In the context of the Hit-Miss Method, the example utilizes continuous random variables represented by points within a rectangle on the coordinate plane. The location of any point picked at random within this rectangle can be described by the random variables X and Y. This approach can be used in computational methods to determine areas or to simulate random events governed by a certain probability distribution.

Probability Density Function

Moving deeper into the world of probabilities, the Probability Density Function (PDF) is a function that describes the likelihood of a random variable taking on a particular value. It's like a map that shows how the probabilities are distributed across the range of possible values. For continuous random variables, the PDF provides the probabilities in a continuous manner — hence the name density.

For any given continuous random variable, the probability that it falls within a certain range is given by the area under the curve of the PDF over that range. The Hit-Miss method uses PDFs to evaluate probabilities over a geometrical space. By integrating the PDF across a specific range, we obtain the probability for an event within that range.

The uniform distribution PDFs were used in the solution for both X and Y because each point within the given rectangle is equally likely to occur — every location is just as good as any other, with no bias towards any particular point.

Expected Value

The Expected Value is the average outcome you would anticipate after many trials of a random process. If you think of it in terms of a game, it's what you'd predict as your average earnings after playing the game many times. It is a crucial concept because it provides a measure of central tendency for random variables, much like the mean does for a sample of data.
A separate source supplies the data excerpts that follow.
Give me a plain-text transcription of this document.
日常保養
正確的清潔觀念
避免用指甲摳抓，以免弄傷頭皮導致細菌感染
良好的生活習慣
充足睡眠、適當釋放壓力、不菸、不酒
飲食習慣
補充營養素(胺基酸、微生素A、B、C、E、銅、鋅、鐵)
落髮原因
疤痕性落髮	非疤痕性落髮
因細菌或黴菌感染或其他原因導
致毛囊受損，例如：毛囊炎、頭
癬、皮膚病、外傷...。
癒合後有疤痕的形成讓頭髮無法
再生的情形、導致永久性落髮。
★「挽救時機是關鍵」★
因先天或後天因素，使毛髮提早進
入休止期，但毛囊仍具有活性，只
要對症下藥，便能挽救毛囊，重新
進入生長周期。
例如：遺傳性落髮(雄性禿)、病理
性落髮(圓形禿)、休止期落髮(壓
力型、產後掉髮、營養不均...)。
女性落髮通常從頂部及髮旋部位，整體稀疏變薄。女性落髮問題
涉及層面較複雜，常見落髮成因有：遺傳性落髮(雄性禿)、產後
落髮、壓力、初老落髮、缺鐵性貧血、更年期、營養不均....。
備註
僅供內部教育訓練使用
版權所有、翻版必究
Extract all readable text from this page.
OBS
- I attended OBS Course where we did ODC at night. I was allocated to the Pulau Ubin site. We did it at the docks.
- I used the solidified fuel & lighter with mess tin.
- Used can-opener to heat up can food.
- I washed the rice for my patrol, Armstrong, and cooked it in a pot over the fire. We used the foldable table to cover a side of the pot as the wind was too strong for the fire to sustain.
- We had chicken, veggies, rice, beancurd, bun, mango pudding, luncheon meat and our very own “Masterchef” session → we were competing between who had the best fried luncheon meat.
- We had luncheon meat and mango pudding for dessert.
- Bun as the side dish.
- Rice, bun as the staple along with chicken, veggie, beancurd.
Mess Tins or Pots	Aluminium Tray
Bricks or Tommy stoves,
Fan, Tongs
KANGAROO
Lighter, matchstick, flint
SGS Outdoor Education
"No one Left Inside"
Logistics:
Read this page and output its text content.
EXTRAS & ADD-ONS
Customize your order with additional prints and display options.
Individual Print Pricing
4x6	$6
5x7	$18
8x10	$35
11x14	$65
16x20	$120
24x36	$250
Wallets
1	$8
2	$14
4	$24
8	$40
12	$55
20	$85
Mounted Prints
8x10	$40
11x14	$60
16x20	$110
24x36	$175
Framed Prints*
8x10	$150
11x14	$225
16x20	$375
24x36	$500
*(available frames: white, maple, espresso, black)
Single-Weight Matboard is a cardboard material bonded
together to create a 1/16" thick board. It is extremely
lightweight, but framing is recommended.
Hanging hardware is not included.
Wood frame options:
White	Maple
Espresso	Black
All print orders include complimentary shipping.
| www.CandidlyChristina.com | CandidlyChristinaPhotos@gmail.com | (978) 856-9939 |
In the first part of the exercise, we calculated the expected value of the indicator function bI, which was set to one or zero depending on whether the point (X, Y) fell under the curve g(X). The expected value was found by integrating over the region where Y is less than g(X), essentially quantifying the probability-weighted area under the curve. This agreed with the area calculation, which is intuitively what you'd expect if you repeatedly chose points at random and checked if they were below the curve.

Variance

The notion of Variance is fundamental in understanding the spread of a distribution. While expected value tells us where the center of our distribution lies, variance tells us how spread out the values are around that center. It's a measure of variability: low variance means that the data points tend to be close to the expected value, while high variance indicates they are more spread out.

Part (b) of the exercise compared the variance of the hit-miss method to that of simply computing the evaluation of the function g at a random number. The comparison revealed that the hit-miss method has a higher variance, which in practice means that it may be less stable or require more samples to achieve the same level of accuracy or precision as direct computation.

Variance is especially important in simulations and sampling processes because it impacts the reliability of the estimates. A method with lower variance will typically provide more consistent estimates than one with higher variance if the number of trials or samples is the same.